Al mismo tiempo, Londres se prepara para ensayos de tres grandes operadores este año: Waymo, propiedad de Alphabet, la empresa matriz de Google; Wayve, en colaboración con Uber; y Apollo Go, una filial del gigante tecnológico chino Baidu.
En Madrid, la empresa china WeRide ha anunciado un ensayo con Uber, mientras que Múnich se dispone a albergar robotaxis impulsados por tecnología de la firma china Momenta.
En Suiza, Apollo Go se ha asociado con el servicio postal Swiss Post en un programa piloto, mientras que Stellantis y Pony.ai planean un ensayo en Luxemburgo.
Las plataformas de transporte bajo demanda, entre ellas Uber, Lyft y Bolt, se han convertido en socios clave en muchos de estos proyectos.
Waymo afirma que opera alrededor de 3.000 taxis sin conductor en una docena de ciudades estadounidenses. Apollo Go declara una flota de tamaño similar en 27 ciudades chinas y Dubái. Pony.ai cuenta con unos 1.700 vehículos y aspira a llegar a 3.500 a finales de 2026, mientras que WeRide opera alrededor de 1.000.
En China y Estados Unidos, las flotas de taxis sin conductor se más que duplicaron en 2025 hasta alcanzar unos 8.000 vehículos que operan en más de dos decenas de ciudades, según la Agencia Internacional de la Energía (AIE). De aquí a 2035, la AIE prevé que habrá entre 700.000 y tres millones de robotaxis en todo el mundo.

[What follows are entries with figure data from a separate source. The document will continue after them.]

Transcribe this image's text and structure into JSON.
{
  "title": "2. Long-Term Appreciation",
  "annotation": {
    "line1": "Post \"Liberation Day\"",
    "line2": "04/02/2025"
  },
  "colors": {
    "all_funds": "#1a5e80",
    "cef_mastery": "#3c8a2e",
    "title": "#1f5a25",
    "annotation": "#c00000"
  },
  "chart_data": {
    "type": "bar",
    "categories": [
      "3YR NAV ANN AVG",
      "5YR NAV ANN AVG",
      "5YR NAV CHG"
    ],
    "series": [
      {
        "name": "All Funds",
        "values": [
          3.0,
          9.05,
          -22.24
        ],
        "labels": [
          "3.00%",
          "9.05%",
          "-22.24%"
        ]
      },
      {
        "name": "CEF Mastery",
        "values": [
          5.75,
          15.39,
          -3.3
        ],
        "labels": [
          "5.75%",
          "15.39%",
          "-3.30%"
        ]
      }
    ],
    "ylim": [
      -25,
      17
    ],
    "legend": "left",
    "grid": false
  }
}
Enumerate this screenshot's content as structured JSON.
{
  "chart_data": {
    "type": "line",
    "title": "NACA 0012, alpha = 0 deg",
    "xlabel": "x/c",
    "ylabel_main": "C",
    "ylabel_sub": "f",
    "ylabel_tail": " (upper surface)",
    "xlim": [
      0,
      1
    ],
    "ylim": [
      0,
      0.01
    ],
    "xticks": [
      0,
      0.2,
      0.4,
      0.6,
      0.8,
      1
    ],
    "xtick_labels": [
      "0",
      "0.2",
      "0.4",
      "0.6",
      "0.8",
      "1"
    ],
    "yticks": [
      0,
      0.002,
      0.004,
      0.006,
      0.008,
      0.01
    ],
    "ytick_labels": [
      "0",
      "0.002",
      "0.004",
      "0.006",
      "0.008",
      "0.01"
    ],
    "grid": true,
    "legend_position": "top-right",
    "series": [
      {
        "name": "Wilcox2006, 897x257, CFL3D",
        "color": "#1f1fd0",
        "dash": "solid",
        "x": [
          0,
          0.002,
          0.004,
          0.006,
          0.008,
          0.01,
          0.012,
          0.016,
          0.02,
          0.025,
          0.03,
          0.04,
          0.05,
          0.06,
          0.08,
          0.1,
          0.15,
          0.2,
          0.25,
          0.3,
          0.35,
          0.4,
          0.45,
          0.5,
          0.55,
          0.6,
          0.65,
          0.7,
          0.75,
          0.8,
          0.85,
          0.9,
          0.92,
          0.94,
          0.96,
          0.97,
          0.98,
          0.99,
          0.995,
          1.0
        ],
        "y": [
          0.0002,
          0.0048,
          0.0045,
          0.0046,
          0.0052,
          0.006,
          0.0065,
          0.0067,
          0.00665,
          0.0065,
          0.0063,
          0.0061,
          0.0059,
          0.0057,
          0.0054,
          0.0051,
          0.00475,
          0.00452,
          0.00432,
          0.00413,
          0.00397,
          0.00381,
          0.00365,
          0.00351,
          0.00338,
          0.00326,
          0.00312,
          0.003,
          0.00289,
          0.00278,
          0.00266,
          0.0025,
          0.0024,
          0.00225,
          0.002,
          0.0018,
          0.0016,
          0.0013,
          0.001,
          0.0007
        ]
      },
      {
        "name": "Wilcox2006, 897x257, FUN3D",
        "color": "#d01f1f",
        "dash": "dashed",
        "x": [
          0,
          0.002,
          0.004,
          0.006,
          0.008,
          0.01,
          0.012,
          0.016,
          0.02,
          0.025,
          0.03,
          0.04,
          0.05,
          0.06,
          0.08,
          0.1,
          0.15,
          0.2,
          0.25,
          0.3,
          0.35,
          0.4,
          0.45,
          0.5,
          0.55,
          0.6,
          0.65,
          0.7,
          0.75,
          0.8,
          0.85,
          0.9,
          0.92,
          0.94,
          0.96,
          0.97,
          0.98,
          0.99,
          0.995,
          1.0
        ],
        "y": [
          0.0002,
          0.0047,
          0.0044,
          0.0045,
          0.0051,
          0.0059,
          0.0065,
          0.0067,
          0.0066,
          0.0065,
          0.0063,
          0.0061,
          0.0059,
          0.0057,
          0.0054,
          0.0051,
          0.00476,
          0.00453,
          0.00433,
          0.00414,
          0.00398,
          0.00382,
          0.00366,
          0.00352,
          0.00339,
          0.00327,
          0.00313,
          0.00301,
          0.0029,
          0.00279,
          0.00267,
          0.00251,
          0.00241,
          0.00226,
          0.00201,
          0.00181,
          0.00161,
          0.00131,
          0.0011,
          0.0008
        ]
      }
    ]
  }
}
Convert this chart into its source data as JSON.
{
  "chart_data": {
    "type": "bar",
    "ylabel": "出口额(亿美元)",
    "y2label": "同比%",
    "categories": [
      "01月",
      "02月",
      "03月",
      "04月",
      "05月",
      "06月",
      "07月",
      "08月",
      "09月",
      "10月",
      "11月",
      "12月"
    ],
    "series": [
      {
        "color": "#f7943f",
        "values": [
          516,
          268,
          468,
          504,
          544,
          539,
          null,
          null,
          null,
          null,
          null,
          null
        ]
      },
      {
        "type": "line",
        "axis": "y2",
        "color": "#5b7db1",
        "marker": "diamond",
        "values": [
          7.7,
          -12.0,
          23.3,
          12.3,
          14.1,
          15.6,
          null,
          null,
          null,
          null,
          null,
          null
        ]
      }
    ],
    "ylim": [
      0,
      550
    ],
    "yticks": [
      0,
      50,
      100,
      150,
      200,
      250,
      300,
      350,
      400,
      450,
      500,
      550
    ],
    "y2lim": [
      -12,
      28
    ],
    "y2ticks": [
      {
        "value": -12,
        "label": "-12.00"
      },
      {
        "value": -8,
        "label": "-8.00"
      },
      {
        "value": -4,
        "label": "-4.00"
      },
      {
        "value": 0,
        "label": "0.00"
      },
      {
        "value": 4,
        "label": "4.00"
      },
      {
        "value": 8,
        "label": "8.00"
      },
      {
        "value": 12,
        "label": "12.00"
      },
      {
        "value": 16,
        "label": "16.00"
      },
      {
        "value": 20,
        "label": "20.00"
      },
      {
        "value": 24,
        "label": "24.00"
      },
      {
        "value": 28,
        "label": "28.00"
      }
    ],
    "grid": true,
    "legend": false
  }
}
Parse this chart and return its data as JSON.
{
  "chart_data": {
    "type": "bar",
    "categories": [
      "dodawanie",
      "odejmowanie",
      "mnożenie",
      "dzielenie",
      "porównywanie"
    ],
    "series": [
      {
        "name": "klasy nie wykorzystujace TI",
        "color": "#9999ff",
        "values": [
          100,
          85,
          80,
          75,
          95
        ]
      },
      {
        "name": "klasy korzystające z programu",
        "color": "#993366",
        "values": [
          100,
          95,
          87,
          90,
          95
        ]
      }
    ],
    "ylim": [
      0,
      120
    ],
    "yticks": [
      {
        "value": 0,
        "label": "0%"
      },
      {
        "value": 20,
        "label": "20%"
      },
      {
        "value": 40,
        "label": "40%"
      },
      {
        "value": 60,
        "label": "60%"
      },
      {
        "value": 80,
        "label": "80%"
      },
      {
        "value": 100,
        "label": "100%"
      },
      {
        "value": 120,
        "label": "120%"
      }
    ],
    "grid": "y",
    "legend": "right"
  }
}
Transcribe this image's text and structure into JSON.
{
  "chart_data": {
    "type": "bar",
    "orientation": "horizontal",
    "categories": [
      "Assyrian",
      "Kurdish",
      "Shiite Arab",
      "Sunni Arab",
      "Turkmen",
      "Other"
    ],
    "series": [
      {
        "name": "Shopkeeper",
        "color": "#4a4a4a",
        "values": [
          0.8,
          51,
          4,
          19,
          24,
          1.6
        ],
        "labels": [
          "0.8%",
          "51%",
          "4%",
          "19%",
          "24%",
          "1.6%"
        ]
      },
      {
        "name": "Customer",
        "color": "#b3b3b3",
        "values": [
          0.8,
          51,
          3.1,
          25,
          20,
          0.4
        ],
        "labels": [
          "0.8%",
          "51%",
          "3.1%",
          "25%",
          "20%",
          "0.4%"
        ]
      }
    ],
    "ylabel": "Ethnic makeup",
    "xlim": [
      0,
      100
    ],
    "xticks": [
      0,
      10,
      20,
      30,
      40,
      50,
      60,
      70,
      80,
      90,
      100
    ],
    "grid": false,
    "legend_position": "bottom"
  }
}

La consultora BCG calcula que para esa fecha habrá unos tres millones de robotaxis a escala global, incluidos 850.000 en China, 350.000 en Estados Unidos y 120.000 en Europa.
Los expertos señalan que Europa ha adoptado esta tecnología con más cautela debido a normas de seguridad más estrictas y a una cultura de transporte público más arraigada.
Sin embargo, el impulso va en aumento.
"Londres está preparada, Madrid también", afirmó el experto en movilidad autónoma Hervé de Tréglodé. "Podríamos ver servicios comerciales en 2027".